Approach Best for Tradeoff
Ground slide Low tunnels, chase sequences, hero momentum fantasy Requires speed buildup; weak in cramped standing combat
Crouch-walk Stealth, accuracy, static low cover No momentum; fails timed gauntlets at half speed
Dodge roll Evasion, i-frames, omnidirectional burst Short distance; upright capsule during most of animation
Sprint only Open corridors, no clearance constraint Full-height capsule clips low geometry
Slope slide (passive) Ice puzzles, downhill set pieces Player loses steering; needs guard rails and kill planes
Slide + slide-jump Tunnel exit lips, gap clear after low section Reach envelope grows; must block skip routes

Add slide when heatmaps show players crouching during sprint or dying on clearance volumes they otherwise reach in time. Prefer dodge roll when the problem is incoming damage, not overhead geometry.

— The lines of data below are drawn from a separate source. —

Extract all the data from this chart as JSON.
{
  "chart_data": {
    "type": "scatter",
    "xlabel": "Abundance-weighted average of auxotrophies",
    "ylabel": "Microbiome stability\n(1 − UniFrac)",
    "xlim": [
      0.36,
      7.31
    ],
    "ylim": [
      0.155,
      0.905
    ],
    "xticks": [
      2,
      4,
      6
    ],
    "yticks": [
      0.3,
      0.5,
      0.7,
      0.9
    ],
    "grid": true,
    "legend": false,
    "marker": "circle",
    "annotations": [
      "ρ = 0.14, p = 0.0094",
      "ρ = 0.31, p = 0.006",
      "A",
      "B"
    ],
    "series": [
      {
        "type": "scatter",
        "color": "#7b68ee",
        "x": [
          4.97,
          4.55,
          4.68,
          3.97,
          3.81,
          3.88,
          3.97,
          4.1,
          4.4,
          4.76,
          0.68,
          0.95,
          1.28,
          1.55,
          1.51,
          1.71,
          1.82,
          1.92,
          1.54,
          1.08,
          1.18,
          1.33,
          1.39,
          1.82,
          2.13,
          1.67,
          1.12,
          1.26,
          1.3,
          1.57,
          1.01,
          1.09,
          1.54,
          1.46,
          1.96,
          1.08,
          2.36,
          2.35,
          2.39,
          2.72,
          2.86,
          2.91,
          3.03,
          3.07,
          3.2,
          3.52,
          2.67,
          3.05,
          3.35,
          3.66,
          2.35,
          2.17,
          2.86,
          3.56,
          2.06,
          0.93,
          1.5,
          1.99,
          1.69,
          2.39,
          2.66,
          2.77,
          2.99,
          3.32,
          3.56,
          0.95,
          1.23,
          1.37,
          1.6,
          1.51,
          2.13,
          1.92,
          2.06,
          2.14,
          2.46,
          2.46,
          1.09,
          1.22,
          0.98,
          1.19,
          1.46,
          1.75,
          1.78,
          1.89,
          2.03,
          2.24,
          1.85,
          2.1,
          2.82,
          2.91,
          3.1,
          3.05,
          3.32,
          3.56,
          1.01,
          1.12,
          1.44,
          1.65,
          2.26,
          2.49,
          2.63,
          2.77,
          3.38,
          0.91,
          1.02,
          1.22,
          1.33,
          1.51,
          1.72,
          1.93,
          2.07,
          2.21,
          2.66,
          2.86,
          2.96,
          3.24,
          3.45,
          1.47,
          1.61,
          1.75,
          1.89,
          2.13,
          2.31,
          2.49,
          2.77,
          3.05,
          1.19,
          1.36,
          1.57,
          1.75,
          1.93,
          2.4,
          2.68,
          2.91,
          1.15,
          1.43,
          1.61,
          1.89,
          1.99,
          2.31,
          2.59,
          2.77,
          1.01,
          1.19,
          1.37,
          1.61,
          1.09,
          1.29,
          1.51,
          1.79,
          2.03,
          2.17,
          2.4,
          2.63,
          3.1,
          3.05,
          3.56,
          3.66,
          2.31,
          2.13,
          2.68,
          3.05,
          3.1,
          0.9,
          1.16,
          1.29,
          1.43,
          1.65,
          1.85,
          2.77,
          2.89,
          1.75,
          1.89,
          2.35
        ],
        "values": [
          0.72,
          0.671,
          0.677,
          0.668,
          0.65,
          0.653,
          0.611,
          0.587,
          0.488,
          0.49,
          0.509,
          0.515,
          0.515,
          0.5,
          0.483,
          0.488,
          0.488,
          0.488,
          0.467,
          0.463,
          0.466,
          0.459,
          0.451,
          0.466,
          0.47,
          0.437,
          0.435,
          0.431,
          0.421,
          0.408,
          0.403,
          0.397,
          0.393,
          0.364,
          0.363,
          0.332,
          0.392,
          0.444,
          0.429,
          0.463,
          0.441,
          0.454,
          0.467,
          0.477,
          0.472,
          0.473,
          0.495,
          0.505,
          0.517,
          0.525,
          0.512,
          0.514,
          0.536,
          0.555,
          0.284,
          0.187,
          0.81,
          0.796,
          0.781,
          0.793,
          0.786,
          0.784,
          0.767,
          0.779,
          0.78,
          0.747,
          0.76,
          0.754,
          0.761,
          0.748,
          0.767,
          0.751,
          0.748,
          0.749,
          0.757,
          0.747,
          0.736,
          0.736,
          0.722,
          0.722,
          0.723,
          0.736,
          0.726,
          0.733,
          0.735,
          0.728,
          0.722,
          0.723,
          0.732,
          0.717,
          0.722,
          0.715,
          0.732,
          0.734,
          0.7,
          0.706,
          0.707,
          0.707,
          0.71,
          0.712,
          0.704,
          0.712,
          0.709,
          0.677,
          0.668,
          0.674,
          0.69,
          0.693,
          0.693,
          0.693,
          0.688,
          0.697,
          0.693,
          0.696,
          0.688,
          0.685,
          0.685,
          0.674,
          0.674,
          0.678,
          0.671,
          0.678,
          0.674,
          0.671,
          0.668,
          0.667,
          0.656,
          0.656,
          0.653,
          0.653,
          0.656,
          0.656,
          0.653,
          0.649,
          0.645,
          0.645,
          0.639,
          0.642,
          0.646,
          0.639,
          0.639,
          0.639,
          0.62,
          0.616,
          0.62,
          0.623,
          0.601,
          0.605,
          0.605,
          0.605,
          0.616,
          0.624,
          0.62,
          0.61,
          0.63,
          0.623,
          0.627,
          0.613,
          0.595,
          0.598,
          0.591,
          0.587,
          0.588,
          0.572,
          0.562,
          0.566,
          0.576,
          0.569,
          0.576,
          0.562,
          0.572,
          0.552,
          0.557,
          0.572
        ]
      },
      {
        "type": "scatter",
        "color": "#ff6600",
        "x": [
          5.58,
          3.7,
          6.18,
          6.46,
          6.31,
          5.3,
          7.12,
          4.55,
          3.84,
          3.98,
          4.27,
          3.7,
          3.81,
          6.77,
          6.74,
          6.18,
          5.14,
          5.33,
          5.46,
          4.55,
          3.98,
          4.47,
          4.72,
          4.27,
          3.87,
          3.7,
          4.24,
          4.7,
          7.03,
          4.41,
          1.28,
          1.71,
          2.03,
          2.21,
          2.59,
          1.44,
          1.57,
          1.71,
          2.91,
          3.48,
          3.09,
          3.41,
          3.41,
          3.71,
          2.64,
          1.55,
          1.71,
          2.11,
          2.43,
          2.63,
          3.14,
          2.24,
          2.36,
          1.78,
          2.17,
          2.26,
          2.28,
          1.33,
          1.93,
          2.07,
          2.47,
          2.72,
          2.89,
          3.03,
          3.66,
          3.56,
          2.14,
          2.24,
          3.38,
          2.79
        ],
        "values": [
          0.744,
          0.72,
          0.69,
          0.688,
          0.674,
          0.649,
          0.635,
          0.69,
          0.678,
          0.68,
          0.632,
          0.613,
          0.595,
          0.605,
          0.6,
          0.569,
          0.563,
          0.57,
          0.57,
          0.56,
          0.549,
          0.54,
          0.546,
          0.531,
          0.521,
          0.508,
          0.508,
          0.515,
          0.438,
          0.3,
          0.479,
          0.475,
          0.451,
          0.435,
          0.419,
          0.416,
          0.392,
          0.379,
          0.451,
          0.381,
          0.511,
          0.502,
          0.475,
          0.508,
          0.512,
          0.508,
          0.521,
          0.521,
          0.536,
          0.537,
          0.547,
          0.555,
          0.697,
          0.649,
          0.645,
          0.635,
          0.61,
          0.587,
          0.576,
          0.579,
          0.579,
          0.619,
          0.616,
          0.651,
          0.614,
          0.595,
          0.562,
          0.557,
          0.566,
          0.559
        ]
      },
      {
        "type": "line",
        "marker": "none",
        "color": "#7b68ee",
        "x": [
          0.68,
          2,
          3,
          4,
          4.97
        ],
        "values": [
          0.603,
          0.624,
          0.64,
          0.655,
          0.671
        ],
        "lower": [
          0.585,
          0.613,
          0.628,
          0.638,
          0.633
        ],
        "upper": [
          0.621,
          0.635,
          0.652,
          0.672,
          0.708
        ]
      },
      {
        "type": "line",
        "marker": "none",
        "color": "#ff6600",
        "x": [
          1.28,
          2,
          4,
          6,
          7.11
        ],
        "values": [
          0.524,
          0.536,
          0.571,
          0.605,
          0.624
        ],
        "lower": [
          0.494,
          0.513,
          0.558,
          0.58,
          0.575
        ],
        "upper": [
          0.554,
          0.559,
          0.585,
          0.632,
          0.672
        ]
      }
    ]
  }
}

Use crouch-walk when silence and accuracy matter more than speed.

Common pitfalls

  • Slide without capsule resize — animation ducks but hitbox stays tall; players clip anyway and blame the verb.
  • Zero entry velocity — slide starts from fixed speed regardless of sprint; feels disconnected from prior movement.
  • Same button as crouch with no sprint gate — accidental slides in cover firefights; players avoid crouch entirely.
  • Infinite slide on shallow downslope — friction not tuned per surface tag; players slide across entire map.
  • Slide-jump matches standing jump — trivializes platforming gates designed for standing reach.
  • No wall collide response — high-speed tunneling through corners; physics explodes on multiplayer reconcile.
  • Identical VFX for slide and dodge — players cannot read i-frame vs armor differences in combat.
  • Networking without slide state sync — remote players see upright sprint while local slides; hitboxes disagree in PvP.

Production checklist

  • Document slide taxonomy (ground, crouch, slope, combat) in design spec.
  • Publish flat-ground travel distance from entry speed to exit threshold.
  • Resize capsule over 2–4 frames; verify no floor tunneling.
  • Define entry velocity multiplier and friction curve per surface tag.
  • Gate initiation on sprint tier, minimum speed, or stamina rules.
  • Specify steering authority (full, reduced, or locked direction).
  • Implement slide-jump cancel with documented horizontal carry percent.
  • Split traversal and combat SlideConfig tables if tuning diverges.
  • Author clearance volumes to slide capsule, not standing capsule.
  • Add tutorial prompt at first mandatory low-clearance gauntlet.
  • Block accidental slide in ADS or reload states unless design requires it.
  • Log slide denial reasons in playtest builds (speed too low, on cooldown, airborne).
  • Test slide distance at 30, 60, and 120 FPS with fixed physics timestep.
  • Sync slide state and capsule height in multiplayer snapshots.

Key takeaways

  • Slide is a momentum-preserving low-profile verb — not slow crouch and not a dodge with i-frames.
  • Capsule height reduction must match animation; visual duck with tall hitbox fails clearance design.
  • Harbor Quarry cut clearance deaths 78% with sprint-gated slide and slide-jump exit — no new geometry required.
  • Slide-jump cancels extend the loop; tune horizontal carry and jump height to prevent skip routes.
  • Split traversal and combat slide configs early; PvP cooldowns and i-frame policy diverge fast.